Some federal banking regulators and legislators seek to restrict or prohibit the
loans not just for military personnel, but for all borrowers, because the high costs are viewed as an unnecessary
financial drain on the lower and lower-middle class populations who are the primary borrowers.
Lenders say these loans are often the only option available to consumers with bad
credit or who cannot get a bank loan, credit card, or other lower-interest alternatives. Critics counter most
borrowers find themselves in a worse position when the loan is due than they were when they took the loan, with
many getting trapped in a cycle of debt.
The industry's fast-paced growth indicates a highly profitable business model.
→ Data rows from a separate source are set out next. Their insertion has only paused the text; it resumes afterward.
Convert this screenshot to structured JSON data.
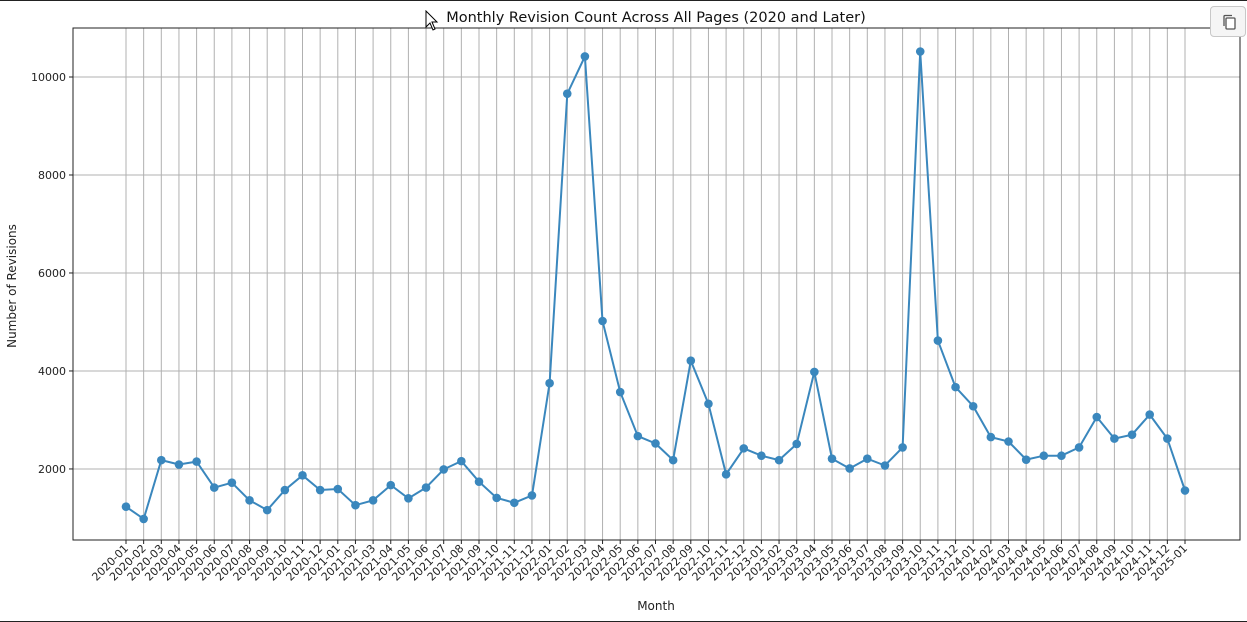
{
  "toolbar": {
    "copy_icon": "copy-icon"
  },
  "cursor_icon": "arrow-cursor-icon",
  "chart_data": {
    "type": "line",
    "title": "Monthly Revision Count Across All Pages (2020 and Later)",
    "xlabel": "Month",
    "ylabel": "Number of Revisions",
    "ylim": [
      550,
      11000
    ],
    "yticks": [
      2000,
      4000,
      6000,
      8000,
      10000
    ],
    "grid": true,
    "color": "#3a87bd",
    "categories": [
      "2020-01",
      "2020-02",
      "2020-03",
      "2020-04",
      "2020-05",
      "2020-06",
      "2020-07",
      "2020-08",
      "2020-09",
      "2020-10",
      "2020-11",
      "2020-12",
      "2021-01",
      "2021-02",
      "2021-03",
      "2021-04",
      "2021-05",
      "2021-06",
      "2021-07",
      "2021-08",
      "2021-09",
      "2021-10",
      "2021-11",
      "2021-12",
      "2022-01",
      "2022-02",
      "2022-03",
      "2022-04",
      "2022-05",
      "2022-06",
      "2022-07",
      "2022-08",
      "2022-09",
      "2022-10",
      "2022-11",
      "2022-12",
      "2023-01",
      "2023-02",
      "2023-03",
      "2023-04",
      "2023-05",
      "2023-06",
      "2023-07",
      "2023-08",
      "2023-09",
      "2023-10",
      "2023-11",
      "2023-12",
      "2024-01",
      "2024-02",
      "2024-03",
      "2024-04",
      "2024-05",
      "2024-06",
      "2024-07",
      "2024-08",
      "2024-09",
      "2024-10",
      "2024-11",
      "2024-12",
      "2025-01"
    ],
    "values": [
      1230,
      980,
      2180,
      2090,
      2150,
      1620,
      1720,
      1360,
      1160,
      1570,
      1870,
      1570,
      1590,
      1260,
      1360,
      1670,
      1400,
      1620,
      1990,
      2160,
      1740,
      1410,
      1310,
      1460,
      3750,
      9660,
      10420,
      5020,
      3570,
      2670,
      2520,
      2180,
      4210,
      3330,
      1890,
      2420,
      2270,
      2180,
      2510,
      3980,
      2210,
      2010,
      2210,
      2070,
      2440,
      10520,
      4620,
      3670,
      3280,
      2650,
      2560,
      2190,
      2270,
      2270,
      2440,
      3060,
      2620,
      2700,
      3110,
      2620,
      1560
    ]
  }
}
Statistics compiled by the Center for Responsible Lending show that the majority of the industry's profit comes
from repeat borrowers who are unable to repay loans on the due date and instead repeatedly renew their loans,
paying fees each time.
The loan process
Retail lending
Borrowers visit a payday lending store and secure a small cash loan, usually in the
range of $100 to $500 with payment in full due at the borrower's next paycheck (usually a two week term). Finance
charges on payday loans are typically in the range of $15 to $30 per $100 borrowed for the two-week period, which
translates to rates ranging from 390 percent to 780 percent when expressed as an annual percentage rate (APR). The
borrower writes a check to the lender in the full amount of the loan plus fees. On the maturity date, the borrower
is expected to return to the store to repay the loan in person. If the borrower doesn't repay the loan in person,
the lender may process the check traditionally or through electronic withdrawal from the borrower's checking
account.
If the account is short on funds to cover the check, the borrower may now face a
bounced check fee from their bank in addition to the costs of the loan, and the loan may incur additional fees
and/or an increased interest rate as a result of the failure to pay. For customers who cannot pay back the loan
when due, members of the national trade association are required to offer an extended payment plan at no additional
cost. In states like Washington, extended payment plans are required by state law.
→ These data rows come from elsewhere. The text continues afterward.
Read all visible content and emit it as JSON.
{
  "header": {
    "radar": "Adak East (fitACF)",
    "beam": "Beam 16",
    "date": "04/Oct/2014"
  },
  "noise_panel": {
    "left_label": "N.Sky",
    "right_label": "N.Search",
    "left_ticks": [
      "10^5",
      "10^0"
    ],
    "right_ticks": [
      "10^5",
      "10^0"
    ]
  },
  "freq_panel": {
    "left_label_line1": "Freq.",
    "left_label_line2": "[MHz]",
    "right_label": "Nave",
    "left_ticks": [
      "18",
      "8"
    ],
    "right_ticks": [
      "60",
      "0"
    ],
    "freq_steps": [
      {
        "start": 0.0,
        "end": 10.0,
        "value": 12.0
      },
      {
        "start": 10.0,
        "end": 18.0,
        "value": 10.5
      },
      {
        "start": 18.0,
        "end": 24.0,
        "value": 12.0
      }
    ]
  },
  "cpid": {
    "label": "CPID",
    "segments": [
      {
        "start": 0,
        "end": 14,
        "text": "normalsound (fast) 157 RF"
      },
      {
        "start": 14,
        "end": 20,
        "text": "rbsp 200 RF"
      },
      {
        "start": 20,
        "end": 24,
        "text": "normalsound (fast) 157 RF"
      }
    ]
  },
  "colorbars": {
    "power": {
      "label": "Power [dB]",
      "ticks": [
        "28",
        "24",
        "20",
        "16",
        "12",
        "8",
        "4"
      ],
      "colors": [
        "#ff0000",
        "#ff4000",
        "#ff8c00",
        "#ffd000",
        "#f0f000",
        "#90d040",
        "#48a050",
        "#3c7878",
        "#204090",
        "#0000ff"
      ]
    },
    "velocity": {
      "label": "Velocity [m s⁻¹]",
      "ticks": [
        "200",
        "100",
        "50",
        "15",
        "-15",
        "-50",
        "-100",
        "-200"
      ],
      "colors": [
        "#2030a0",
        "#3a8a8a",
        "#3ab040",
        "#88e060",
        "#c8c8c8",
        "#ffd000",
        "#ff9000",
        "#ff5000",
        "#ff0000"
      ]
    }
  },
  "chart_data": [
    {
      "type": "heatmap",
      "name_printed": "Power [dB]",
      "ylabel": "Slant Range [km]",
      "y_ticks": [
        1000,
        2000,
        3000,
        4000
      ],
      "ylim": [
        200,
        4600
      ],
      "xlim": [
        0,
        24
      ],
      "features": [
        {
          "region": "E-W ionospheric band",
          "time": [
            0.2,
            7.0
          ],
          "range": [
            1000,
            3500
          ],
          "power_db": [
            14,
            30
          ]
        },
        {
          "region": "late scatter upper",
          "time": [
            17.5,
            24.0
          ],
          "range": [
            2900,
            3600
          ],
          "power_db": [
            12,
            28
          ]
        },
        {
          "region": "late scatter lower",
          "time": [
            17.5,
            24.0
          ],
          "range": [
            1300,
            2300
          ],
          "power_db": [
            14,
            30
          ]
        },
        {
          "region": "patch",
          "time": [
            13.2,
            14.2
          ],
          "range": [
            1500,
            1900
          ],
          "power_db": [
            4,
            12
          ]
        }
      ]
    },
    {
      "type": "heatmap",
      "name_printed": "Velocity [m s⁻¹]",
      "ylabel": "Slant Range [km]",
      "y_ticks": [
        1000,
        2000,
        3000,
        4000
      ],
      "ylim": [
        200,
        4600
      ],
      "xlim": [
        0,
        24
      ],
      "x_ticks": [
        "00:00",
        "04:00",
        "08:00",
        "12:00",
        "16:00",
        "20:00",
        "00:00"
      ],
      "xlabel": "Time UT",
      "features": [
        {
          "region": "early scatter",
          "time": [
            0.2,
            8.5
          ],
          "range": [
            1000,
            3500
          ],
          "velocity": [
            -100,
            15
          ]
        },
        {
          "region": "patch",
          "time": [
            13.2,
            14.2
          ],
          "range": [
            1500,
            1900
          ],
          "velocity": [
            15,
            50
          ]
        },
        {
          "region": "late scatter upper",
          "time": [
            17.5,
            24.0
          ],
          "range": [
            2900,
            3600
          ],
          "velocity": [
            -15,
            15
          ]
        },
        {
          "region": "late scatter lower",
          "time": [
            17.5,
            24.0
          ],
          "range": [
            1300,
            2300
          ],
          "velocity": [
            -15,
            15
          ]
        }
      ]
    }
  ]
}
Payday lenders require the borrower to bring one or more recent pay stubs to prove
that they have a steady source of income. They are also required to provide recent bank statements. Individual
companies and franchises have their own underwriting criteria.
Internet lending
Online payday loans are marketed through e-mail, online search, paid ads, and
referrals. Typically, a consumer fills out an online application form or faxes a completed application that
requests personal information, bank account numbers, Social Security number and employer information. Borrowers fax
copies of a check, a recent bank statement, and signed paperwork. The loan is direct deposited into the consumer's
checking account and loan payment or the finance charge is electronically withdrawn on the borrower's next
payday.
Examples
For example, a borrower seeking a payday loan may write a post-dated personal check
for $460 to borrow $400 for up to 14 days. The payday lender agrees to hold the check until the borrower's next
payday. At that time, the borrower has the option to redeem the check by paying $460 in cash, or renew the loan
(a.k.a. "flip the loan") by paying off the $460 and then immediately taking an additional loan of $400, in effect
extending the loan for another two weeks. In many states, "flipping" or "rolling over" the loan is not allowed. In
states where there is an extended payment plan, the borrower could choose to opt into a payment plan. If the
borrower does not refinance the loan, the lender may deposit the check. In this example, the cost of the initial
loan is a $60 finance charge, or 390% percent APR.
When the Consumer Federation of America conducted a survey of 100 internet payday
loan sites, it found loans from $200 to $2,500 were available, with $500 the most frequently offered. Finance
charges ranged from $10 per $100 up to $30 per $100 borrowed. The most frequent rate was $25 per $100, or 650%
annual interest rate (APR) if the loan is repaid in two weeks.